Когда у меня были деньги на кисти и краски, я писал Кэролайн, изливая на холсты свою одержимость. Я создал целую серию портретов Кэролайн, какой она представлялась мне в воображении: Кэролайн в тридцать лет, в сорок, в пятьдесят… Даже в пятьдесят она по-прежнему была привлекательной женщиной, пусть и немного поблекшей. Однако на последнем портрете, Кэролайн в девяносто, где я изобразил ее стоящей за спиной у художника, который усиленно трудится за мольбертом (художником, разумеется, был я), она стала похожей на труп, поднятый из могилы. Седой пух волос уже с трудом прикрывал бледный череп; из-под ссохшейся кожи в многочисленных старческих пятнах выпирали кости, угрожая проткнуть эту хрупкую оболочку, натянутую на грани разрыва; на подбородке наметилась похожая на дымку белая борода. Также я возобновил работу над своим главным циклом картин. Из книжных полок в «Букинистическом магазинчике № 32» росли настоящие человеческие руки, которые держали раскрытые книги и указывали на особенно интересные иллюстрации, завлекая женщин-покупательниц.

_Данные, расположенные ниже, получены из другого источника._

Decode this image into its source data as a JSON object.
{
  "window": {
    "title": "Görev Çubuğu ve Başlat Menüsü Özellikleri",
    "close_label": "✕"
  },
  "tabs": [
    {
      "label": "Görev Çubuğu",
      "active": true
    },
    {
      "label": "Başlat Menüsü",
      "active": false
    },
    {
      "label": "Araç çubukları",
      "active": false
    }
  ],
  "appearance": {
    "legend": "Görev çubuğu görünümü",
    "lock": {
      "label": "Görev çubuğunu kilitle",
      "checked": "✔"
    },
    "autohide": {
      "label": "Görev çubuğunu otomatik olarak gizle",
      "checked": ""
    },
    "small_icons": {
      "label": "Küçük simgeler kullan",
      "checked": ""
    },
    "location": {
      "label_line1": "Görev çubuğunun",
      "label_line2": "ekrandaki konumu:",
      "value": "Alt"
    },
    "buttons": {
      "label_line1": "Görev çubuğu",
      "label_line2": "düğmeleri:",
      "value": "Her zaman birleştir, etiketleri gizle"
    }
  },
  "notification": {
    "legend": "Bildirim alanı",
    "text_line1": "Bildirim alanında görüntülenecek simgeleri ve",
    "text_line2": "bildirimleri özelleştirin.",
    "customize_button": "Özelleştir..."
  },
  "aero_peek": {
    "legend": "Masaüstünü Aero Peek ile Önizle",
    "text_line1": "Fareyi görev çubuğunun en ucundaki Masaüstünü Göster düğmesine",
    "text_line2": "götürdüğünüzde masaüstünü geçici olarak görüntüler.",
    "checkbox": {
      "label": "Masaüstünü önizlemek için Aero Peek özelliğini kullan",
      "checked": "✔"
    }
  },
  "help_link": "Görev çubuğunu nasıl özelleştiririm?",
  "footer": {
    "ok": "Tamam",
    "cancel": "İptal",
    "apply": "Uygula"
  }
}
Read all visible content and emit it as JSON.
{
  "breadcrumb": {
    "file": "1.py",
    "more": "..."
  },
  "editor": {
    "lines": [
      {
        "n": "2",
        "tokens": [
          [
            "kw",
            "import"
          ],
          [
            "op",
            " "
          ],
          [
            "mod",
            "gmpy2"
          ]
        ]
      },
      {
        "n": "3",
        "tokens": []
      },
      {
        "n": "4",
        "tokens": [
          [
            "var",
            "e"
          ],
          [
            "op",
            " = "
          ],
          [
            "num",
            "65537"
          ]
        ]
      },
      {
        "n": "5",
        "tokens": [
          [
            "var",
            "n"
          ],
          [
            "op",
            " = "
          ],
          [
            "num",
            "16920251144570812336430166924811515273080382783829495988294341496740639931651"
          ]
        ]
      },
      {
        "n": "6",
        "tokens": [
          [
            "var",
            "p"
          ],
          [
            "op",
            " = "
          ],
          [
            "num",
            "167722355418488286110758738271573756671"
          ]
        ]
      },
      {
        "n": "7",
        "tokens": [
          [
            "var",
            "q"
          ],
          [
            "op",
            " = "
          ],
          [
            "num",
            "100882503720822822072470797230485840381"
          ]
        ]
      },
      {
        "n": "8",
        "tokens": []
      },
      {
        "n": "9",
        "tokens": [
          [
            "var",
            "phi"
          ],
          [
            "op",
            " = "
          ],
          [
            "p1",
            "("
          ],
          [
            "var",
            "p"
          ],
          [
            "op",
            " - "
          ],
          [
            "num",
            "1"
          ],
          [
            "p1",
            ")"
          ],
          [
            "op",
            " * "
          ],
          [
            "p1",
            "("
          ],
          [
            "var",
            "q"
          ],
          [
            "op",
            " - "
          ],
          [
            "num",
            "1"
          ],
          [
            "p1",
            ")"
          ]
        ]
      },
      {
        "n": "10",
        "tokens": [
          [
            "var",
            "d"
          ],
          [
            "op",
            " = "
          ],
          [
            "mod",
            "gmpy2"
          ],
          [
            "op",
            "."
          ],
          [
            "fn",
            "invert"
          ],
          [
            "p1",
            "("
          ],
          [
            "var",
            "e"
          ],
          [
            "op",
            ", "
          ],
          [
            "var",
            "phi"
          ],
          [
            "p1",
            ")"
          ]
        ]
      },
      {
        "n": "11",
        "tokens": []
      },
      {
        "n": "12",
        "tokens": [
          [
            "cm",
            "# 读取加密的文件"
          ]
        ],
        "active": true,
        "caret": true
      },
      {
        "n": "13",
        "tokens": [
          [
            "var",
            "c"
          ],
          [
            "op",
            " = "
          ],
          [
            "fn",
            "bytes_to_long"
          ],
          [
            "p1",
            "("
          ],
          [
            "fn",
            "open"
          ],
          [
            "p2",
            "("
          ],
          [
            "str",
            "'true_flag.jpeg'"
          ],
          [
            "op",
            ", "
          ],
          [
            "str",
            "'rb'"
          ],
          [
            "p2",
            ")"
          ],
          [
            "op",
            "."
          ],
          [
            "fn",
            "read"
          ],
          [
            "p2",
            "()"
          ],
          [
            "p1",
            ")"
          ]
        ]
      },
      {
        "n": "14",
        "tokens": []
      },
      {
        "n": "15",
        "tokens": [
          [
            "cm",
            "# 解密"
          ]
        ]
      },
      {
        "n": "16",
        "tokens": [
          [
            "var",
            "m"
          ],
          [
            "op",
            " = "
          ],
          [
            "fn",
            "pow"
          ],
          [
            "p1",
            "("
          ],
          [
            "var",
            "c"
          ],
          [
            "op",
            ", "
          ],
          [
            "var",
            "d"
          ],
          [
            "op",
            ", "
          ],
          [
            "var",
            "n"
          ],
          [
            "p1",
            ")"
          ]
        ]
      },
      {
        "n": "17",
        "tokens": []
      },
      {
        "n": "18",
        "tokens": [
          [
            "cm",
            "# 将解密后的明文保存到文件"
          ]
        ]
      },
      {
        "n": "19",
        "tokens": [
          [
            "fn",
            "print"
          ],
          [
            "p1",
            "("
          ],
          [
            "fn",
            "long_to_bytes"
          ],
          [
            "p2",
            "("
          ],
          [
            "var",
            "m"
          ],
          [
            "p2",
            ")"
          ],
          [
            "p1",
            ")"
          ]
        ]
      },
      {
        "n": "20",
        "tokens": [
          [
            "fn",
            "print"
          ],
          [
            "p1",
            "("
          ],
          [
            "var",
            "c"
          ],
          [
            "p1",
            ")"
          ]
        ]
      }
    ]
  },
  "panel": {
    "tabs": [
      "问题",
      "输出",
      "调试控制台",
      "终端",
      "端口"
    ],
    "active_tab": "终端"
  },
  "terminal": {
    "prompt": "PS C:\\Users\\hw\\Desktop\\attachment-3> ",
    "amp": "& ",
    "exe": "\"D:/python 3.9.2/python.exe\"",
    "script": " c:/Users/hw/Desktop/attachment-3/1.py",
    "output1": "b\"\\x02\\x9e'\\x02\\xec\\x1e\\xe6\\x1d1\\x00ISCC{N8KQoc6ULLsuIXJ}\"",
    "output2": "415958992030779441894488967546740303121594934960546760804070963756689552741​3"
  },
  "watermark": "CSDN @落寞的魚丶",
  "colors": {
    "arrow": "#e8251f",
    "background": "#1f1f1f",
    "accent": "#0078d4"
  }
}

Клайв «сосватал» несколько моих картин своим состоятельным друзьям. Он, кстати, ни капельки не изменился. Они с Салли переехали из Уокина в Чертей – в большой дом с бассейном, кортом для сквоша и лужайкой с павлинами. После войны Клайв вернулся в свою компанию и вновь занялся посредничеством. Его интересы по-прежнему не знали границ. Теперь он учил сербский язык и бродил по лесам в поисках редких птичьих яиц. Он также увлекся комическими опереттами Гилберта и Салливана, и мне пришлось выслушать пространную лекцию об их гениальных творениях, сопровождавшуюся прослушиванием на граммофоне избранных фрагментов из оных творений. От его пламенных музыковедческих рассуждений веяло неизбывным отчаянием. Он говорил взахлеб, не давая мне вставить ни слова, как будто боялся, что если я заговорю, то непременно скажу что-нибудь нехорошее про его новых кумиров. С Салли мы виделись редко, но очень скоро я сделал вывод, что она крутит роман с кем-то из соседей.